On April 20, John Hay, secretary to the President, wrote in his diary of the soldiers in the Capitol Building:
“The contrast was very painful between the grey-haired dignity that filled the Senate chamber when I saw it last, and the present throng of bright-looking Yankee boys, the most of them bearing the signs of New England rusticity in voice and manner, scattered over the desks, chairs and galleries, some loafing, many writing letters slowly and with plough-hardened hands or with rapid glancing clerkly fingers while Grow [representative from Pennsylvania, later speaker of the House] stood patient by the desk and franked for everybody. . .”

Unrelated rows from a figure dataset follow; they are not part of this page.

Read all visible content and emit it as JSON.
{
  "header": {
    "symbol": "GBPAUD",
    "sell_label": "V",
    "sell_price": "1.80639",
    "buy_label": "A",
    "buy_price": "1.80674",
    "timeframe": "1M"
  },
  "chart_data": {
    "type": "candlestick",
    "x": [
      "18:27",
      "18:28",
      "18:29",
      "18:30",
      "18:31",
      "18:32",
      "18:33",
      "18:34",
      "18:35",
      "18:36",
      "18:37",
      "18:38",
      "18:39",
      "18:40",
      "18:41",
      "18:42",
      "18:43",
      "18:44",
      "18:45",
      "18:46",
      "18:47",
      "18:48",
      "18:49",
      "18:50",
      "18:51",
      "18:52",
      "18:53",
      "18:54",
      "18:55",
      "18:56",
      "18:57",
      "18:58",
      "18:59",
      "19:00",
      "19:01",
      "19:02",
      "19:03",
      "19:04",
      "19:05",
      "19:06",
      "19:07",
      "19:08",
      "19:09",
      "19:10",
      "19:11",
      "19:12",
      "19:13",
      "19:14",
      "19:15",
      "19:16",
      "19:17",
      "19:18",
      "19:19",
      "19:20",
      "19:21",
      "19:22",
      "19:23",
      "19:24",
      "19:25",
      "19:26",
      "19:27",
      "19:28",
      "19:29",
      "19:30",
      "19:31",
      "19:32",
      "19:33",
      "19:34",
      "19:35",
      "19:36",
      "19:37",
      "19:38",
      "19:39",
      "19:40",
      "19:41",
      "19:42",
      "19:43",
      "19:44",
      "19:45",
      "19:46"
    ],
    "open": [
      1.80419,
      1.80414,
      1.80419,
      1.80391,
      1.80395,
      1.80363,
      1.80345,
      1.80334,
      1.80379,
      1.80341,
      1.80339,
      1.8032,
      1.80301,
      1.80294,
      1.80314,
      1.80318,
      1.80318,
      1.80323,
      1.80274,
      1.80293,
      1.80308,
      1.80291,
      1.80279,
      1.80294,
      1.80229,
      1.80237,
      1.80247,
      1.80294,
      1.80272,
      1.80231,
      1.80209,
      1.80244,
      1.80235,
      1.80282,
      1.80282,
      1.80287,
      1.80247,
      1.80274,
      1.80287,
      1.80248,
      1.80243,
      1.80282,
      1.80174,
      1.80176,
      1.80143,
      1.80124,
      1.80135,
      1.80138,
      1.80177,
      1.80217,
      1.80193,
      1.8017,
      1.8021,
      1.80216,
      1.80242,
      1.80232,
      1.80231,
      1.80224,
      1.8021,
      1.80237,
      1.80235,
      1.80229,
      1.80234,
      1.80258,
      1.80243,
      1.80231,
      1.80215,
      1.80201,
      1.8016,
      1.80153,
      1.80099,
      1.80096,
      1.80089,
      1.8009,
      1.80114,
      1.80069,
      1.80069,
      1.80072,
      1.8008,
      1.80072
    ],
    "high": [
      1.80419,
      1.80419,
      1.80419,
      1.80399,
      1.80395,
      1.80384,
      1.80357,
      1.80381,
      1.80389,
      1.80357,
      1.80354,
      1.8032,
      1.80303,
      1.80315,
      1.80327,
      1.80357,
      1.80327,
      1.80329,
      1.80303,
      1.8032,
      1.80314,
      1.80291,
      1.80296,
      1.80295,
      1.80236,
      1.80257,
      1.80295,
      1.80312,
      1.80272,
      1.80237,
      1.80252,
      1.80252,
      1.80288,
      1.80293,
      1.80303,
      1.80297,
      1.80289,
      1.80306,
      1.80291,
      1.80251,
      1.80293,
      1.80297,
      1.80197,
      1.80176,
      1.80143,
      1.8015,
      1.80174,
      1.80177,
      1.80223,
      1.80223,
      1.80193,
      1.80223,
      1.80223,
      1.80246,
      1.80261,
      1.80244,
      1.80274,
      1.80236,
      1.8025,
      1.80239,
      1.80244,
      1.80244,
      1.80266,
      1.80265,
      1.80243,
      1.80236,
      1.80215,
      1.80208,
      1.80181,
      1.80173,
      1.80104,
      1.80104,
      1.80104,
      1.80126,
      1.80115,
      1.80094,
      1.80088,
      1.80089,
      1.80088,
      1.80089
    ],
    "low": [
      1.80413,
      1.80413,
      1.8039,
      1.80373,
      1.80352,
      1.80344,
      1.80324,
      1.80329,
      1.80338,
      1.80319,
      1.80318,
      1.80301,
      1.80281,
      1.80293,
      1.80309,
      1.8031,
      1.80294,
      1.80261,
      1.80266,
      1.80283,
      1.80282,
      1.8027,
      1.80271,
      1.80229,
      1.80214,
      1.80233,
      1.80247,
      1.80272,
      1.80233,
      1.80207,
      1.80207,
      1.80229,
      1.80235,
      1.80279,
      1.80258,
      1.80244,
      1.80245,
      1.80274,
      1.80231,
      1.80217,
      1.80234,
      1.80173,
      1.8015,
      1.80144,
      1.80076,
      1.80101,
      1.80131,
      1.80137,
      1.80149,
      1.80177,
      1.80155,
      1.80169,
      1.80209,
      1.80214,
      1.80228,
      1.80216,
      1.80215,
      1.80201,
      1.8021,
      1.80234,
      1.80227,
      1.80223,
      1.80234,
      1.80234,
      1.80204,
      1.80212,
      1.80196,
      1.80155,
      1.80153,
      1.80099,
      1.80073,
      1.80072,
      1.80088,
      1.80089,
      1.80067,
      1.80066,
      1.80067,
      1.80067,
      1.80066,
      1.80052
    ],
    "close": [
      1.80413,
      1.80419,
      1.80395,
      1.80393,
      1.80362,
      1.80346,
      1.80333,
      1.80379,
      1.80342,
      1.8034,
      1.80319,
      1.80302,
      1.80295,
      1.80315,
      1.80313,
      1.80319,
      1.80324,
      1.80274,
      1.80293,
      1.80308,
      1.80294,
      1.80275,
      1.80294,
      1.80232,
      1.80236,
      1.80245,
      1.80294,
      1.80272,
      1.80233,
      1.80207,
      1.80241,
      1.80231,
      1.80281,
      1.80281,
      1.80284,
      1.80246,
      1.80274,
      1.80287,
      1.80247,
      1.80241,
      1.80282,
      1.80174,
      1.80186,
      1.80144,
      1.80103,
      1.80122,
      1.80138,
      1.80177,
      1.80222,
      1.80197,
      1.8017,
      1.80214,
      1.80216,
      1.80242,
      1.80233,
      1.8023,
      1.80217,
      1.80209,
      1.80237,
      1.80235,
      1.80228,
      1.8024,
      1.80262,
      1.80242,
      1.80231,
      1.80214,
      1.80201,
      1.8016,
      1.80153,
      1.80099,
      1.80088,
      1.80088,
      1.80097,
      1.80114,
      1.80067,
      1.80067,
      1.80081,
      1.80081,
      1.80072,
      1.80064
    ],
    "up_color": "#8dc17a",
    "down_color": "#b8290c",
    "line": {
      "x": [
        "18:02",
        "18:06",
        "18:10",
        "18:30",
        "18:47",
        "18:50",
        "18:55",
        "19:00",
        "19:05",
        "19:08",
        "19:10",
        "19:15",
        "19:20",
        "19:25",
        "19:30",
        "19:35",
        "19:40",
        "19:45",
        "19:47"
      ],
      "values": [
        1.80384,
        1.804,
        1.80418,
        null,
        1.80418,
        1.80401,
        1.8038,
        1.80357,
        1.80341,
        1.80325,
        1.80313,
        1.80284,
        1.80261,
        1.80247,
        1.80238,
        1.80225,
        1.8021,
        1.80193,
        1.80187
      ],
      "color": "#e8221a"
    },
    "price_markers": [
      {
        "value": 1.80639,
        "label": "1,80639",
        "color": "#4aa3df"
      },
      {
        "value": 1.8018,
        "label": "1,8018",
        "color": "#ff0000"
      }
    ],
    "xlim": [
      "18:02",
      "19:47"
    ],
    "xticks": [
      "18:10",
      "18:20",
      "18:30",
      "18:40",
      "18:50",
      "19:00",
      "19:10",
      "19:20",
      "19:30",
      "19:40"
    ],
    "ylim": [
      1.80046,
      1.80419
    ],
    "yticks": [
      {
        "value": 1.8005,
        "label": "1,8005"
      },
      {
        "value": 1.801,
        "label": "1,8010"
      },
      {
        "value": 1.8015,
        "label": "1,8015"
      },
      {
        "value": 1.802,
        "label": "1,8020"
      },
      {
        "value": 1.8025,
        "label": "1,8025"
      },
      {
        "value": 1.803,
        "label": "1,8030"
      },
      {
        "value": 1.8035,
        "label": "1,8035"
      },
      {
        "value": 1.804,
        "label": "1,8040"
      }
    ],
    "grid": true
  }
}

On the same day, the federal navy yards at Norfolk, Virginia were burned to prevent their falling into Confederate hands. Nevertheless, the Confederacy was able to salvage much of value, including the hull and machinery of a steam frigate, the USS Merrimac, which became the first Confederate ironclad, the CSS Virginia.
The next day, in western Virginia, anti-secessionists met and voted to support the Union. That highland region was very different topographically and socially from eastern part of the state, with its lush fields and slave-worked plantations; men outnumbered slaves ten to one, it was mountainous rather than flat, and the hill-farmers felt little kinship with the old Southern “aristocracy.”